États-Unis: « un coup d’état pour rétablir Trump est en cours »
États-Unis: « un coup d’état pour rétablir Trump est en cours » États-Unis: « un coup d’état pour rétablir Trump est en cours »

Et maintenant ? Une nouvelle fois, Donald Trump a évité l’impeachment. Les démocrates voulaient l’empêcher de briguer un second mandat à la Maison Blanche. Ils ont échoué.

Donald Trump montre un journal au titre « Acquitté »… après son premier procès en destitution, le 6 février 2020.

L’ex-président américain Donald Trump, acquitté samedi par le Sénat américain qui le jugeait pour « incitation à l’insurrection ».

Les historiens débattront longtemps de l’impact de l’assaut du 6 janvier contre le Capitole et de l’étrange procès qui a suivi sur la démocratie américaine. Mais à court et moyen terme cet acquittement ouvre des perspectives à l’ex-président républicain.

D’emblée, il a d’ailleurs déclaré : « Dans les mois à venir, j’aurai beaucoup de choses à partager avec vous et suis impatient de continuer notre incroyable aventure pour la grandeur de l’Amérique ».

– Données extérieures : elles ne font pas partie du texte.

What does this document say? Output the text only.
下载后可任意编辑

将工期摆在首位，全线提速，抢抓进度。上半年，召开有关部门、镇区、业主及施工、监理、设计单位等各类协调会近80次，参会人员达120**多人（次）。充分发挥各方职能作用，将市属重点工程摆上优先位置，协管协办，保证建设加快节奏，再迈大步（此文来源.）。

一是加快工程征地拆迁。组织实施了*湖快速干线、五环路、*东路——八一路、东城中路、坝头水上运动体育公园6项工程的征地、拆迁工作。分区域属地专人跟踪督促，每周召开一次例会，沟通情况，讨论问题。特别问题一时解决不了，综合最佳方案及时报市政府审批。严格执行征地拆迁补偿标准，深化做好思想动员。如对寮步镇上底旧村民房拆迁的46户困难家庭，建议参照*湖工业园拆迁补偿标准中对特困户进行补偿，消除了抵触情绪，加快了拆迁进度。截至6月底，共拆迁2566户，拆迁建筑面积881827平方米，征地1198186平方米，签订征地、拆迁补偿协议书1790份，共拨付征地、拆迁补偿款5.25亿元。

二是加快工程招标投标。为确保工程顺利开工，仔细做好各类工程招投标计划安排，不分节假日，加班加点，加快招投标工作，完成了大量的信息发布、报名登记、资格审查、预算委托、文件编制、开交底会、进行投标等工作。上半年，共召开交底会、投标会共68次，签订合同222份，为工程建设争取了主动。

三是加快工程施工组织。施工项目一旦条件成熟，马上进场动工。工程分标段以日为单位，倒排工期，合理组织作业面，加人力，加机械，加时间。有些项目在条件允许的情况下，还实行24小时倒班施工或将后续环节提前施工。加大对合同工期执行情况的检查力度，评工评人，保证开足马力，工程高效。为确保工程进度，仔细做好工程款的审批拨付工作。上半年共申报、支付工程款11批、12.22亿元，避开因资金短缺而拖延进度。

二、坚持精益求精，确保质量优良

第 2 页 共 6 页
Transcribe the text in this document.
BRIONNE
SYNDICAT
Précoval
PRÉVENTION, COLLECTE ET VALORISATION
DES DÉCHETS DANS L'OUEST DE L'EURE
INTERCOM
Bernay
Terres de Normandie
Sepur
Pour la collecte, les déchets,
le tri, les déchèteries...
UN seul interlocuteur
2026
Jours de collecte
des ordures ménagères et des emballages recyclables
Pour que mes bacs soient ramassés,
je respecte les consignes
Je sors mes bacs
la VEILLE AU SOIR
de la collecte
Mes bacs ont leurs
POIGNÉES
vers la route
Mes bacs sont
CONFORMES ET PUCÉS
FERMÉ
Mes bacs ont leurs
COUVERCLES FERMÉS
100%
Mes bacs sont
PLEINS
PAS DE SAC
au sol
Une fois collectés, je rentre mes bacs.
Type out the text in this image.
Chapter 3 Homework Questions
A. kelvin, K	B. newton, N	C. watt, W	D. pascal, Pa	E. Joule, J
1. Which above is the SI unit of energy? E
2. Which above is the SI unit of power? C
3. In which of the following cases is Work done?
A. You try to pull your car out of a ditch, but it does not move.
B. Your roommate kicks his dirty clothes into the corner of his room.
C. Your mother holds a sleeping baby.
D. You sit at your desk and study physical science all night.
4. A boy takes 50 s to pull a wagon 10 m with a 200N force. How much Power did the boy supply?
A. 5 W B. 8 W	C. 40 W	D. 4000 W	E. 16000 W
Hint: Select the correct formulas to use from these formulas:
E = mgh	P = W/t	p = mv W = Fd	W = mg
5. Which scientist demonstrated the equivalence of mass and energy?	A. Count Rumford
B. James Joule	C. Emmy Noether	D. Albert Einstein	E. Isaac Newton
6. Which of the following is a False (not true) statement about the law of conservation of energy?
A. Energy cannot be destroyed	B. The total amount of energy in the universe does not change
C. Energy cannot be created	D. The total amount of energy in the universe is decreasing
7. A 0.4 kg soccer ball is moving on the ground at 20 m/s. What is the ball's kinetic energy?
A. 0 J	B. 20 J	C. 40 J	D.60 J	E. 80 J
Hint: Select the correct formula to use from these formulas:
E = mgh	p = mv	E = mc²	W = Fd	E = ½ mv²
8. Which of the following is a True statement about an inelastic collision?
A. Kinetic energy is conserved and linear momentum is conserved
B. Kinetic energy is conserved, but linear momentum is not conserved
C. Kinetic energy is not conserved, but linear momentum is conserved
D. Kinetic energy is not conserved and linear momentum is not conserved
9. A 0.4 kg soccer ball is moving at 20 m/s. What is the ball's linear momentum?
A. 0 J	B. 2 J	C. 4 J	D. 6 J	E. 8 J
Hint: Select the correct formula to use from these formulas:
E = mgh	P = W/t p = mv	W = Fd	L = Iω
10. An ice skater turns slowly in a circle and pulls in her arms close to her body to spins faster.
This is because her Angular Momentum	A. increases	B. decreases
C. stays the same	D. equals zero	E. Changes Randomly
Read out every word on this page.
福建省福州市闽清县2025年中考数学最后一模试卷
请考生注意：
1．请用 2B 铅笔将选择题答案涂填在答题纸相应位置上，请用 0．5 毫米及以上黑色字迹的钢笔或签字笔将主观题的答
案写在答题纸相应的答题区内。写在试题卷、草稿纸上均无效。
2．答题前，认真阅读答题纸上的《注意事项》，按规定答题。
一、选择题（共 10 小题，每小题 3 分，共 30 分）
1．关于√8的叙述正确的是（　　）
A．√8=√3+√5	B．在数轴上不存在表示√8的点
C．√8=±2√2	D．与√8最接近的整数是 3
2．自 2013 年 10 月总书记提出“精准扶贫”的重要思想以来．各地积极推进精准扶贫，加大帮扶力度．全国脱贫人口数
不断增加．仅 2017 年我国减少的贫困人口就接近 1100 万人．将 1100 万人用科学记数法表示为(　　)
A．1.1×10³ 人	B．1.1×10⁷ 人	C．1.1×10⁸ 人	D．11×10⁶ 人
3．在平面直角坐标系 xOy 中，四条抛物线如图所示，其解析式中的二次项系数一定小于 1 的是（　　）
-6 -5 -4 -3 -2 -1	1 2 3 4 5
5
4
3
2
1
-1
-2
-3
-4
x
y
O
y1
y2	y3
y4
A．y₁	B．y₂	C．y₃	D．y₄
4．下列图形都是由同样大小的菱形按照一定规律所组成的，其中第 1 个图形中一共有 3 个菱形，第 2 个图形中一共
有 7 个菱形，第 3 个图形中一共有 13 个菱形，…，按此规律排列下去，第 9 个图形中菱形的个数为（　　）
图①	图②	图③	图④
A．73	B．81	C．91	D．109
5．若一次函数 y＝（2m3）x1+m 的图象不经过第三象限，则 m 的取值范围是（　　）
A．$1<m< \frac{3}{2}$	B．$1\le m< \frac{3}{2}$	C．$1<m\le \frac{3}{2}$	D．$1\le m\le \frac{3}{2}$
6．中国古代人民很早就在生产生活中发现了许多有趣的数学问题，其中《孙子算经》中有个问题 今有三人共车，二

« Notre mouvement magnifique, historique et patriotique, Make America Great Again, ne fait que commencer », a-t-il ajouté.

Le 6 janvier reste un handicap

Mais l’équation, qui a fonctionné pendant ses quatre années au pouvoir, est devenue plus compliquée depuis la sombre journée du 6 janvier et les violences perpétrées par ses partisans.

Nombre de responsables républicains ont pris leurs distances, ce qui constitue un handicap de taille en vue d’une éventuelle reconquête même si sa capacité à galvaniser les foules reste atout de poids.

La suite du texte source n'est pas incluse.